Schau doch einfach mal in die Beispielkonfigurationen und erstelle dann einen Thread in der Kaufberatung (vorher bitte diesen Thread lesen: http://extreme.pcgameshardware.de/w...-richtig-bitte-erst-lesen-dann-schreiben.html ).


----------



## razzor1984 (17. Mai 2012)

*AW: auf wasserkühlung umsteigen lohnt es sich oder nicht*



MRT1991 schrieb:


> könnte einer von euch so nett sein und mir eine wakü zusammen stellen. damit ich ne ahnung habe was es so kostet um mein system vernünftig kühlen zu können.
> 
> danke schonmal im vorraus
> 
> ...


 
Stell mal etwas bei Aquatuning zusammen, oder bei einem Wakue-Shop deiner Wahl 

Ein paar Tipps gleich vorneweg: Den Gedanken an eine Interne Lösung würde ich mal gänzlich verwerfen, du bekommst in dein Gehäuse nicht genug Fläche hinein.
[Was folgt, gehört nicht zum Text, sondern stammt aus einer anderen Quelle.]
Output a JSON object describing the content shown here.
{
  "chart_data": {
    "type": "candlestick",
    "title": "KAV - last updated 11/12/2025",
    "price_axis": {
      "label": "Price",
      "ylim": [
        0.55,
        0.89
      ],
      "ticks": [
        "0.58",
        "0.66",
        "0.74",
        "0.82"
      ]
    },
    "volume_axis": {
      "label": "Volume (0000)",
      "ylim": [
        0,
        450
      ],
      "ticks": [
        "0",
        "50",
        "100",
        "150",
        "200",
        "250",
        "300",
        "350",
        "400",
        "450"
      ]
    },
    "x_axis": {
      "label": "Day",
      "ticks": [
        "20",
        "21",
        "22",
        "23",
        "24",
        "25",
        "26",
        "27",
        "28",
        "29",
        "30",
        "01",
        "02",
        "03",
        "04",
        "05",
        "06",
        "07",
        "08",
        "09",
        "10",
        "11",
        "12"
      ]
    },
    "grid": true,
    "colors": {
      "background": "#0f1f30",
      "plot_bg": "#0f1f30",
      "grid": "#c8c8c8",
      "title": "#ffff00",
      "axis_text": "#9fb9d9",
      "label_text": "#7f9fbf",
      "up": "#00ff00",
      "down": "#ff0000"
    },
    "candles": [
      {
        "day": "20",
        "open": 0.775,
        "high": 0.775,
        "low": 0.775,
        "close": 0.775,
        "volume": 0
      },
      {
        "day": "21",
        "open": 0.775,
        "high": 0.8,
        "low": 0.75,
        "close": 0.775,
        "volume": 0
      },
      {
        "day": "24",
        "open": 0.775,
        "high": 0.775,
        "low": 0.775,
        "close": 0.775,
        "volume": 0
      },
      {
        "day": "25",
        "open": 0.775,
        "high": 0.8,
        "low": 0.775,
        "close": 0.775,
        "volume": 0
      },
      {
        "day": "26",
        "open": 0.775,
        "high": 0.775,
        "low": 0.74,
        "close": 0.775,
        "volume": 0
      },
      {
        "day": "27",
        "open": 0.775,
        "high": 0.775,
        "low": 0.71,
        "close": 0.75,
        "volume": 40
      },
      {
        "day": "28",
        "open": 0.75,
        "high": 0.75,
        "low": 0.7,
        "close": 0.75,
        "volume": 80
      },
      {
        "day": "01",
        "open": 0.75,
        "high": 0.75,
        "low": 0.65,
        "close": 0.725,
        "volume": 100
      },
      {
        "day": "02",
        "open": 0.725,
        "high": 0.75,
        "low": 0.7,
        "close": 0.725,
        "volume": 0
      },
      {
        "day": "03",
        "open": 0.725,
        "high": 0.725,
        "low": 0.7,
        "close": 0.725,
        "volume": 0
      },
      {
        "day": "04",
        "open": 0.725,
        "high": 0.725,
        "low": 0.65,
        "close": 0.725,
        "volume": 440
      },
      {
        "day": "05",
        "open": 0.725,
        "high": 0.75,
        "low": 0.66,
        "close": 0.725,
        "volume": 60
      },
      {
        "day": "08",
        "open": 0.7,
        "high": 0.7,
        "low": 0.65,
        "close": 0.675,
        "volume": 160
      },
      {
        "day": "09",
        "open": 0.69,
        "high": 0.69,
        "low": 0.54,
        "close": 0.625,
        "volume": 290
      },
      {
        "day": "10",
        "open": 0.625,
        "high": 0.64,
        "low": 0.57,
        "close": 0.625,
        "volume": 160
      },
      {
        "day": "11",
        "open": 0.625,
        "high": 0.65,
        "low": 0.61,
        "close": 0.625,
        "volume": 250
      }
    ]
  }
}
Mein Tipp: 
Mora  (wenn nötig Coolance Schnellkupplungen)
Cpu Kühler nimm einen Kuplex Cryos aus Delrin
Grak obliegt dir - wenn aber Fullcover - (Auch der billigste Fullcover verrichtet gut sein Werk, glaubs mir  ) 
Vielleicht wärs möglich, den MORA seitlich ans Gehäuse zu Schrauben ^^

Netter Nebeneffekt wenn man gleich auf einen richtig großen Radi setzt, man kommt billiger weg und hat bedingt durch die Fläche mehr Kühlleistung.Ein weiterer Vorteil ist auch die Umgebungsluft, bei einer internen Lösung wird ja diese aufgeheizt (caseinterne)


----------



## MRT1991 (24. Mai 2012)

*AW: auf wasserkühlung umsteigen lohnt es sich oder nicht*

ja ich meine die luft vom inneren nach ausen blasen zu lassen also ihr sagt 2X 240er radis sind nicht genug ?
naja ok wens nicht geht dan auch gut.
das problem ist diese ich wollte es intern machen wegen meinem vater der darf das nicht sehen sonst muss ich mir wieder ne stand pauke anhören.
naja seitlich anschrauben hört sich nicht schlecht an aber kolege meinte das es keine gute idee sei weil der radi ja auch was wiegt. und wen ich sowas machen möchte dan will ich son schnell verschluss haben wo ich das einfach abstecken kan den radi hab ja hinten 2 löscher für externe waküs.und erreiche ich mit externe radi sehr gute kühl eigenschaften?


----------



## StefanKFG (24. Mai 2012)

*AW: auf wasserkühlung umsteigen lohnt es sich oder nicht*

Zumindest besser, als wenn du es intern verbaust und die Luft aus dem Gehäuse nach draußen drückst. Andersrum ist es kein Unterschied. Der Vorteil von extern ist einfach, dass du nicht auf das Volumen deines Gehäuses begrenzt bist und somit Radis einsetzen kannst, die normalerweise nicht in dein Case gepasst hätten.


----------



## On/OFF (27. Mai 2012)

*AW: auf wasserkühlung umsteigen lohnt es sich oder nicht*

Zur ersten Frage des TE`s

Das lohnt sich auf jeden Fall   ....................


----------



## ich111 (27. Mai 2012)

*AW: auf wasserkühlung umsteigen lohnt es sich oder nicht*

Ich würde der Graka einen ordentlichen Luftkühler holen, da erziehltst du wahrscheinlich eine geringere Lautstärke als mit einer Wasserkühlung und hast auch gute Temperaturen


----------



## On/OFF (27. Mai 2012)

*AW: auf wasserkühlung umsteigen lohnt es sich oder nicht*



ich111 schrieb:


> Ich würde der Graka einen ordentlichen Luftkühler holen, da erziehltst du wahrscheinlich eine geringere Lautstärke als mit einer Wasserkühlung und hast auch gute Temperaturen




wasn das fürn Schwachsinn ^^... ger Laut als mit Wasserkühlung  .............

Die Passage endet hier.